Elle voyait la route face à elle: avec les monétaristes et le Guet, ils pourraient bientôt reproduire du myste, et se faisant, elle espérait bien commencer à offrir à la nation les prémices d’une technologie méritée. Pour cela, elle avait déjà pactisé avec le diable - ses cornes pour couronnes, elle n’avait pas peur de voir dans cette dangereuse collaboration une riche opportunité. Mais elle n’avait en la révolution qu’une confiance de façade, et la nouvelle reine désignée aurait à faire toutes ses preuves - main de l’ombre d’une révolution bien mystérieuse. Une fois le roi tombé, elle craignant fortement qu’un second travail commence. Un travail de subtilité, et de longue haleine.

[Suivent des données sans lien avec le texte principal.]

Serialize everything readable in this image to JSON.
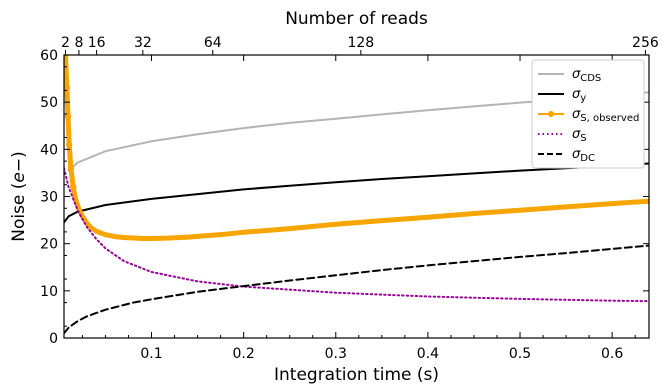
{
  "chart_data": {
    "type": "line",
    "xlabel": "Integration time (s)",
    "ylabel": "Noise (e−)",
    "top_xlabel": "Number of reads",
    "xlim": [
      0.005,
      0.64
    ],
    "ylim": [
      0,
      60
    ],
    "x_ticks": [
      0.1,
      0.2,
      0.3,
      0.4,
      0.5,
      0.6
    ],
    "x_tick_labels": [
      "0.1",
      "0.2",
      "0.3",
      "0.4",
      "0.5",
      "0.6"
    ],
    "y_ticks": [
      0,
      10,
      20,
      30,
      40,
      50,
      60
    ],
    "y_tick_labels": [
      "0",
      "10",
      "20",
      "30",
      "40",
      "50",
      "60"
    ],
    "top_ticks": [
      {
        "label": "2",
        "x": 0.0066
      },
      {
        "label": "8",
        "x": 0.0212
      },
      {
        "label": "16",
        "x": 0.0404
      },
      {
        "label": "32",
        "x": 0.0906
      },
      {
        "label": "64",
        "x": 0.1665
      },
      {
        "label": "128",
        "x": 0.3272
      },
      {
        "label": "256",
        "x": 0.6361
      }
    ],
    "grid": false,
    "legend_position": "top-right",
    "series": [
      {
        "key": "cds",
        "legend": "σ",
        "legend_sub": "CDS",
        "color": "#b4b4b4",
        "style": "solid",
        "x": [
          0.01,
          0.02,
          0.05,
          0.1,
          0.15,
          0.2,
          0.25,
          0.3,
          0.35,
          0.4,
          0.45,
          0.5,
          0.55,
          0.6,
          0.64
        ],
        "y": [
          35.5,
          37.2,
          39.6,
          41.7,
          43.2,
          44.5,
          45.6,
          46.5,
          47.4,
          48.3,
          49.1,
          49.9,
          50.6,
          51.4,
          52.1
        ]
      },
      {
        "key": "sigma_y",
        "legend": "σ",
        "legend_sub": "y",
        "color": "#000000",
        "style": "solid",
        "x": [
          0.005,
          0.01,
          0.02,
          0.05,
          0.1,
          0.15,
          0.2,
          0.25,
          0.3,
          0.35,
          0.4,
          0.45,
          0.5,
          0.55,
          0.6,
          0.64
        ],
        "y": [
          24.5,
          25.8,
          26.8,
          28.2,
          29.5,
          30.5,
          31.5,
          32.3,
          33.0,
          33.7,
          34.3,
          34.9,
          35.5,
          36.0,
          36.5,
          37.0
        ]
      },
      {
        "key": "observed",
        "legend": "σ",
        "legend_sub": "S, observed",
        "color": "#f7a500",
        "style": "solid-markers",
        "x": [
          0.0066,
          0.0081,
          0.0093,
          0.0106,
          0.0125,
          0.015,
          0.0175,
          0.0212,
          0.025,
          0.03,
          0.035,
          0.0404,
          0.05,
          0.06,
          0.07,
          0.08,
          0.0906,
          0.1,
          0.11,
          0.12,
          0.14,
          0.16,
          0.18,
          0.2,
          0.25,
          0.3,
          0.35,
          0.4,
          0.45,
          0.5,
          0.55,
          0.6,
          0.64
        ],
        "y": [
          60.0,
          53.0,
          47.0,
          41.0,
          36.0,
          32.0,
          29.5,
          27.3,
          25.8,
          24.3,
          23.3,
          22.6,
          21.9,
          21.5,
          21.3,
          21.2,
          21.1,
          21.1,
          21.15,
          21.2,
          21.4,
          21.7,
          22.0,
          22.4,
          23.2,
          24.1,
          24.9,
          25.6,
          26.4,
          27.1,
          27.8,
          28.5,
          29.0
        ]
      },
      {
        "key": "sigma_s",
        "legend": "σ",
        "legend_sub": "S",
        "color": "#990099",
        "style": "dotted",
        "x": [
          0.005,
          0.01,
          0.02,
          0.03,
          0.04,
          0.05,
          0.07,
          0.1,
          0.15,
          0.2,
          0.3,
          0.4,
          0.5,
          0.6,
          0.64
        ],
        "y": [
          36.0,
          32.0,
          27.0,
          23.5,
          21.0,
          19.0,
          16.3,
          14.0,
          12.0,
          10.9,
          9.6,
          8.8,
          8.3,
          7.9,
          7.8
        ]
      },
      {
        "key": "sigma_dc",
        "legend": "σ",
        "legend_sub": "DC",
        "color": "#000000",
        "style": "dashed",
        "x": [
          0.005,
          0.01,
          0.02,
          0.03,
          0.05,
          0.08,
          0.1,
          0.15,
          0.2,
          0.25,
          0.3,
          0.35,
          0.4,
          0.45,
          0.5,
          0.55,
          0.6,
          0.64
        ],
        "y": [
          1.0,
          2.2,
          3.6,
          4.6,
          6.0,
          7.5,
          8.2,
          9.8,
          11.0,
          12.2,
          13.3,
          14.4,
          15.4,
          16.3,
          17.2,
          18.0,
          18.9,
          19.6
        ]
      }
    ]
  }
}
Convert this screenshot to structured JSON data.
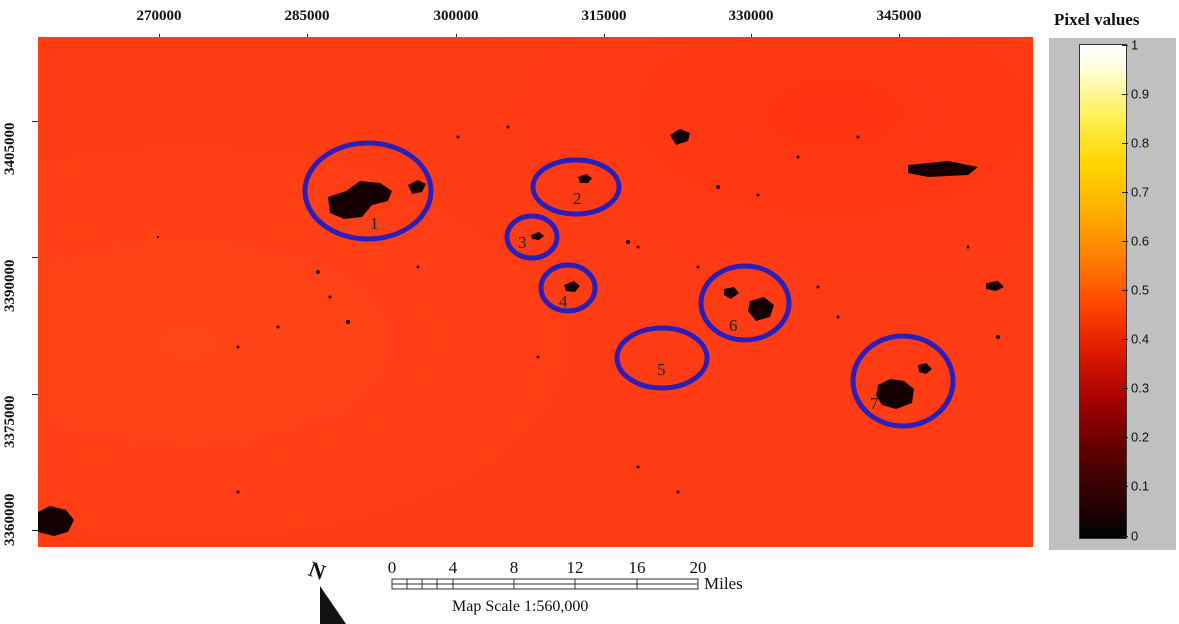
{
  "map": {
    "x_ticks": [
      "270000",
      "285000",
      "300000",
      "315000",
      "330000",
      "345000"
    ],
    "y_ticks": [
      "3405000",
      "3390000",
      "3375000",
      "3360000"
    ],
    "base_color": "#ff3c14",
    "circle_color": "#2a1fb8",
    "regions": [
      {
        "label": "1"
      },
      {
        "label": "2"
      },
      {
        "label": "3"
      },
      {
        "label": "4"
      },
      {
        "label": "5"
      },
      {
        "label": "6"
      },
      {
        "label": "7"
      }
    ]
  },
  "legend": {
    "title": "Pixel values",
    "ticks": [
      "1",
      "0.9",
      "0.8",
      "0.7",
      "0.6",
      "0.5",
      "0.4",
      "0.3",
      "0.2",
      "0.1",
      "0"
    ],
    "colormap": "hot"
  },
  "scale": {
    "numbers": [
      "0",
      "4",
      "8",
      "12",
      "16",
      "20"
    ],
    "units": "Miles",
    "caption": "Map Scale 1:560,000"
  },
  "north": {
    "label": "N"
  }
}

Mais si nous travaillons ensemble, xandriens, nobles, peuples, rien n’est plus impossible. Assurance, sourire, braise. Bleu, rouge. Palette brûlante. Aux chiens… Murmura-t-elle, levant son verre pour un toast. Et aux poissons.
Sam 26 Oct - 1:01
Pour la première fois depuis le début de la conversation, j’ai comme sentiment que Lan-Lan et moi sommes sur la même longueur d’onde. Je sens à son regard qu’elle saisit mes intentions, volontairement divulguées, et que cela semble presque la rassurer. Même longueur d’onde. Ce qu’elle me propose est fortement alléchant. Des choses se préparent. J'entends le nom d'Elsbeth revenir très souvent dans mes oreilles. Fille illégitime, elle prétend au trône et je sens qu'elle place ses pions petit à petit. En toute honnêteté, je n'ai récolté que trop peu d'informations pour anticiper quoi que ce soit. Le mieux pour moi serait de continuer mon observation, tapis dans l'ombre, puis sortir les dents quand la merde sera trop grande. Elsbeth attend ce moment depuis trop longtemps et me semble prête à tout pour y parvenir. Vendra-t-elle Xandrie, comme l'a fait son futur prédécesseur, pour accéder au trône ? Seul l'avenir nous le dira. Je serai prêt pour la destituer à son tour si sa politique ne me convient pas. Mon petit doigt me dit que ma chère Lan-Lan est du même avis. Bon dieu ! Dans quoi est-ce que je m’embarque encore ?
« Concernant Opale, je ne m’inquiète pas tellement. En réalité, la chance nous sourit particulièrement, notamment grâce à cet attentat subi et les difficultés rencontrés au niveau de l’Arbre-Dieu. », fis-je après avoir bu une gorgée de mon breuvage tout juste servi. La plupart des nations luttent ensemble pour trouver un moyen de stopper l’avancée de la Brume et traquer la Mandebrume en direction de Zénobie. Ceci est peut-être notre seule chance de tenter de nous en sortir, de prendre tout le monde de vitesse en renforçant nos défenses et revendiquant notre indépendance. Qui prendra la peine de nous attaquer alors que la majeure partie des forces est envoyée au nord ? « Je crois même que le temps joue en notre faveur. Nous devrions accélérer cette révolution, accélérer les actions, mettre fin au règne de notre cher roi. », ai-je dit en chuchotant tout bas, mesurant la gravité de mes propos.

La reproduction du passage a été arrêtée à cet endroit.